‘I thought we were to have dined at five,’
he replied, in a low wailing voice.
‘No, papa, indeed indeed you said six.’
‘That was for yesterday.’
‘You said we were to make it six while Mr Belton
was here.’
‘Very well if it must be, I suppose it must
be.’
‘You don’t mean on my account,’
said Will. ’I’ll undertake to eat
my dinner, sir, at any hour that you’ll undertake
to give it me. If there’s a strong point
about me at all, it is my appetite.’
Clara, when she went to her father’s room that
evening, told him what Mr Belton had said about the
shooting, knowing that her father’s feelings
would agree with those which had been expressed by
her cousin. Mr Amedroz of course made this an
occasion for further grumbling, suggesting that Belton
wanted to get the shooting for himself as he had got
the farm. But, nevertheless, the effect which
Clara had intended was produced, and before she left
him he had absolutely proposed that the shooting and
the land should go together.
‘I’m sure that Mr Belton doesn’t
mean that at all,’ said Clara.
‘I don’t care what he means,’ said
the squire.
‘And it wouldn’t do to treat Colonel Askerton
in that way,’ said Clara.
‘I shall treat him just as I like,’ said
the squire.
SAFE AGAINST LOVE-MAKING
A dear cousin, and safe against love-making!
This was Clara’s verdict respecting Will Belton,
as she lay thinking of him in bed that night.
Why that warranty against love-making should be a virtue
in her eyes I cannot, perhaps, explain. But all
young ladies are apt to talk to themselves in such
phrases about gentlemen with whom they are thrown
into chance intimacy as though love-making were in
itself a thing injurious and antagonistic to happiness,
instead of being, as it is, the very salt of life.
Safe against love-making!

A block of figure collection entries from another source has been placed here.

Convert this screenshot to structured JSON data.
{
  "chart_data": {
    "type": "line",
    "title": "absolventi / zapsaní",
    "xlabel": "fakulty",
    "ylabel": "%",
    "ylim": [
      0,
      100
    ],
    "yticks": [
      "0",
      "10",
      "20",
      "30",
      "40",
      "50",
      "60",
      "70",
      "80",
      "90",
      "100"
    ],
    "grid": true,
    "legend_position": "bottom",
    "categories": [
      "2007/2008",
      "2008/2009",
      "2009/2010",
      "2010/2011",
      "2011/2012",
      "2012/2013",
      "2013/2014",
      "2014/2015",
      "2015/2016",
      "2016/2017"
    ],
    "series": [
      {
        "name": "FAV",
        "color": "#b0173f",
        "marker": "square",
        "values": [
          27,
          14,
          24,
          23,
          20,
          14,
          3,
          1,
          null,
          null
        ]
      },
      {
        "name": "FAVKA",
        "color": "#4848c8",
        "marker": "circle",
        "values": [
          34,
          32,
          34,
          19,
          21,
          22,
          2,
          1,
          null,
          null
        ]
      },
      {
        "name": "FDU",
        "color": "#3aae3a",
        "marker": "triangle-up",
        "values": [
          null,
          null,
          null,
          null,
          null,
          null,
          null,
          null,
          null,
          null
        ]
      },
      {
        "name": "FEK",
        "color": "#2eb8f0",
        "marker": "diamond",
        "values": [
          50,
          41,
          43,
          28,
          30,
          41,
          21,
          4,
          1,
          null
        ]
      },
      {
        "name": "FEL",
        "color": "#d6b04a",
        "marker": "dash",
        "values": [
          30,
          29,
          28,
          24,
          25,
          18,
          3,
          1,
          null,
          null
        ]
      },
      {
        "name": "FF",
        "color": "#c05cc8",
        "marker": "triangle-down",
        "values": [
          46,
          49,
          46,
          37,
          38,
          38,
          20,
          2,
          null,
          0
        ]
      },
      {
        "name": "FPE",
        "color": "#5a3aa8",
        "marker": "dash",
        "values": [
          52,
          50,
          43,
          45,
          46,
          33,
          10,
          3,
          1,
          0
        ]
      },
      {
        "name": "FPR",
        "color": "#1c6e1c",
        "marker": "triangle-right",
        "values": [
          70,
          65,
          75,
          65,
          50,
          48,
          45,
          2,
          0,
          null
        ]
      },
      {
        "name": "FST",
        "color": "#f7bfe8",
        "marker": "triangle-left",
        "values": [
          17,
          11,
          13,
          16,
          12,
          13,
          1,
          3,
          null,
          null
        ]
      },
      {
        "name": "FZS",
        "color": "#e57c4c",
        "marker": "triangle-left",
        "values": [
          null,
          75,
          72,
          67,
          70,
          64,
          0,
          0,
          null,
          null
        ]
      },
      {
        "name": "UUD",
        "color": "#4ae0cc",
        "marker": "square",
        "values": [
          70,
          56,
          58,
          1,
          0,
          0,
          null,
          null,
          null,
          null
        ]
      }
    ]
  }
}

And yet Mrs Askerton,
her friend, had spoken of the probability of such love-making
as being the great advantage of his coming. And
there could not be a second opinion as to the expediency
of a match between her and her cousin in a worldly
point of view. Clara, moreover, had already perceived
that he was a man fit to guide a wife, very good-
humoured and good-tempered also, anxious to give pleasure
to others, a man of energy and forethought, who would
be sure to do well in the world and hold his head
always high among his fellows as good a husband as
a girl could have. Nevertheless, she congratulated
herself in that she felt satisfied that he was safe
against love-making! Might it be possible that
the pressing of hands at Taunton had been so tender,
and those last words spoken with Captain Aylmer so
soft, that on his account she felt delighted to think
that her cousin was warranted not to make love?